Theatre Royal Concert Hall Nottingham – until Saturday 24 September 2022
Reviewed by Amarjeet Singh
The Wicked Lady is a 2-hander play, written and directed by James Williams, the play is inspired by the legend of a noblewoman turned highway-woman Katherine Ferrers, known as the Wicked Lady, who is said to haunt the village of Markyate in Hertfordshire. We are led to believe that Ferrers’ tale is the background to a modern-day mystery in which a child has been abducted, but here begins the bewildering experience that was The Wicked Lady.
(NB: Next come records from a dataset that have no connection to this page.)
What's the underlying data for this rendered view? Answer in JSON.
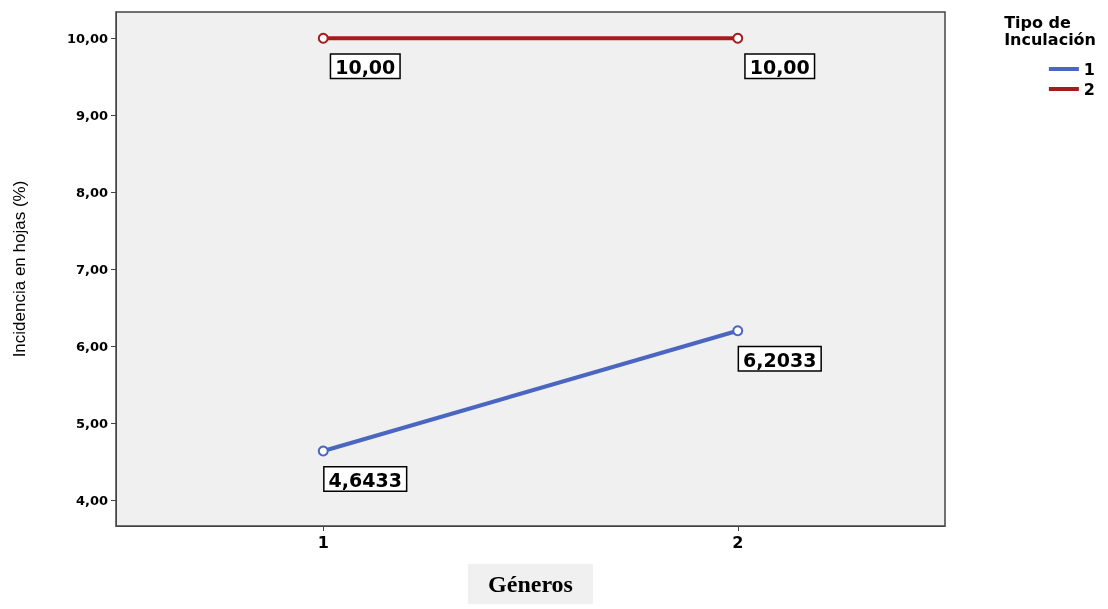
{
  "chart_data": {
    "type": "line",
    "xlabel": "Géneros",
    "ylabel": "Incidencia en hojas (%)",
    "legend_title": "Tipo de Inculación",
    "categories": [
      "1",
      "2"
    ],
    "series": [
      {
        "name": "1",
        "color": "#4a66c0",
        "values": [
          4.6433,
          6.2033
        ],
        "value_labels": [
          "4,6433",
          "6,2033"
        ]
      },
      {
        "name": "2",
        "color": "#a51c1c",
        "values": [
          10,
          10
        ],
        "value_labels": [
          "10,00",
          "10,00"
        ]
      }
    ],
    "ylim": [
      3.67,
      10.34
    ],
    "yticks": [
      {
        "value": 4,
        "label": "4,00"
      },
      {
        "value": 5,
        "label": "5,00"
      },
      {
        "value": 6,
        "label": "6,00"
      },
      {
        "value": 7,
        "label": "7,00"
      },
      {
        "value": 8,
        "label": "8,00"
      },
      {
        "value": 9,
        "label": "9,00"
      },
      {
        "value": 10,
        "label": "10,00"
      }
    ],
    "grid": false,
    "legend": "top right",
    "marker": "circle",
    "line_style": "solid"
  }
}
It started out marvellously, as we took our seats in the theatre, atmospheric sounds were being played and there were ominous sheets draped and a forest scene on the stage. Then boom, on walks a police detective to set the scene and implant seeds of fear. He spoke directly to the audience and told us that the police were on the case of the missing child and how they needed to call in the help of a paranormal debunker to support the case. We were then introduced to Alice Beaumont. After some initial reluctance, Alice agreed to spend a few nights at Ferrers’ disused manor house Markyate Cell, which is where they suspect the missing child is, and where things begin to go bump in the night.
The story of The Wicked Lady made no sense. There appeared to be a moral, and a message the writer was trying to get across, but it was lost in translation with a lot of unnecessary dialogue, static and stilted staging and a very strange choice of pace. The sound levels were poor, and we were unable to hear a lot of what was being said, but even when this was rectified in the second half, it didn’t seem to improve viewing. The narrative would benefit from stripping out some of the lengthy explanations, the story would not need it had it made sense.
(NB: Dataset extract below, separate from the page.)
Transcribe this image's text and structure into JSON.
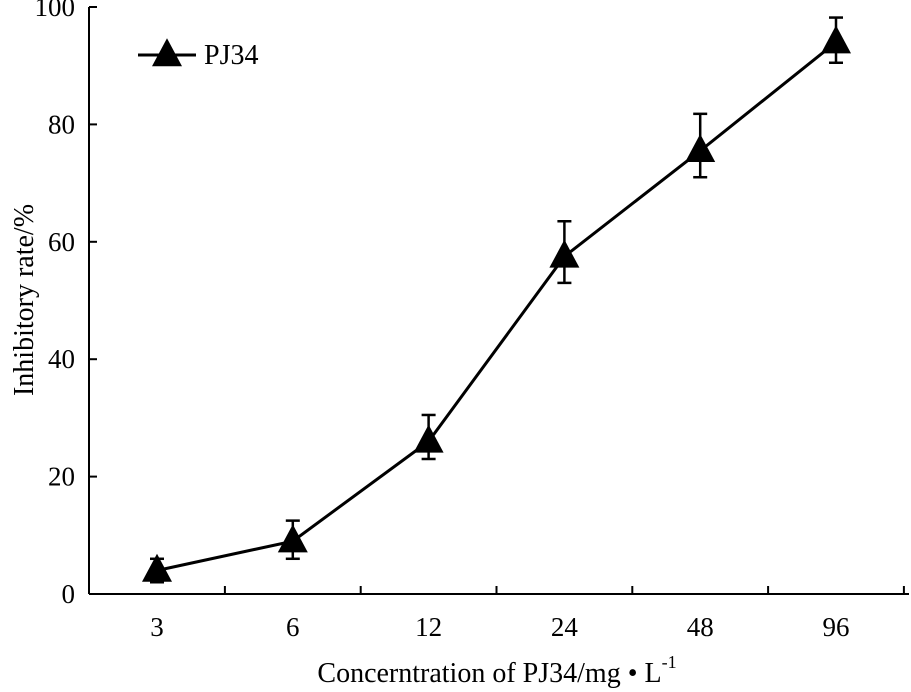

The initial jump scares were effective, from slams to shadows, some of the audience actually jumped, unfortunately these became repetitive and expected.
The lighting and smoke effects were great, but the set was strange. It did not give images of gothic architecture but more that of a ski cabin. Also, there were some parts of the set which didn’t make sense. There was furniture that was suddenly accessible because it now lended itself to the story: A locked bureau is now open and contains whiskey glasses and a fresh apple, but they are in a disused gothic manor house?
The characters did questionable things which made them comical and unbelievable. The intentional jokes did not land, and the audience were laughing during the supposed scary parts. The Wicked Lady missed the mark on so many levels.
Nicki Davy plays Alice Beaumont and is largely a sole actor during the manor house scenes. She did exceptionally well with the amount of dialogue she needed to deliver, but it was difficult to endear ourselves to her as she was pretty one note in her story and delivery. I feel this is more down to the writing than the performance.
Saul Bache plays the detective sergeant Sean Fenton. He is slick and likeable, helping us to understand his diligent efforts to discover the whereabouts of the missing child. Again, the writing let is performance down, as it meandered into the ridiculous.
The Wicked Lady could have been amazing, it has all the basics for a wonderful gothic horror story, with a truly horrific modern twist, but unfortunately it fell foul to being verbose, having glaring plot holes and it was at best, an amateur production.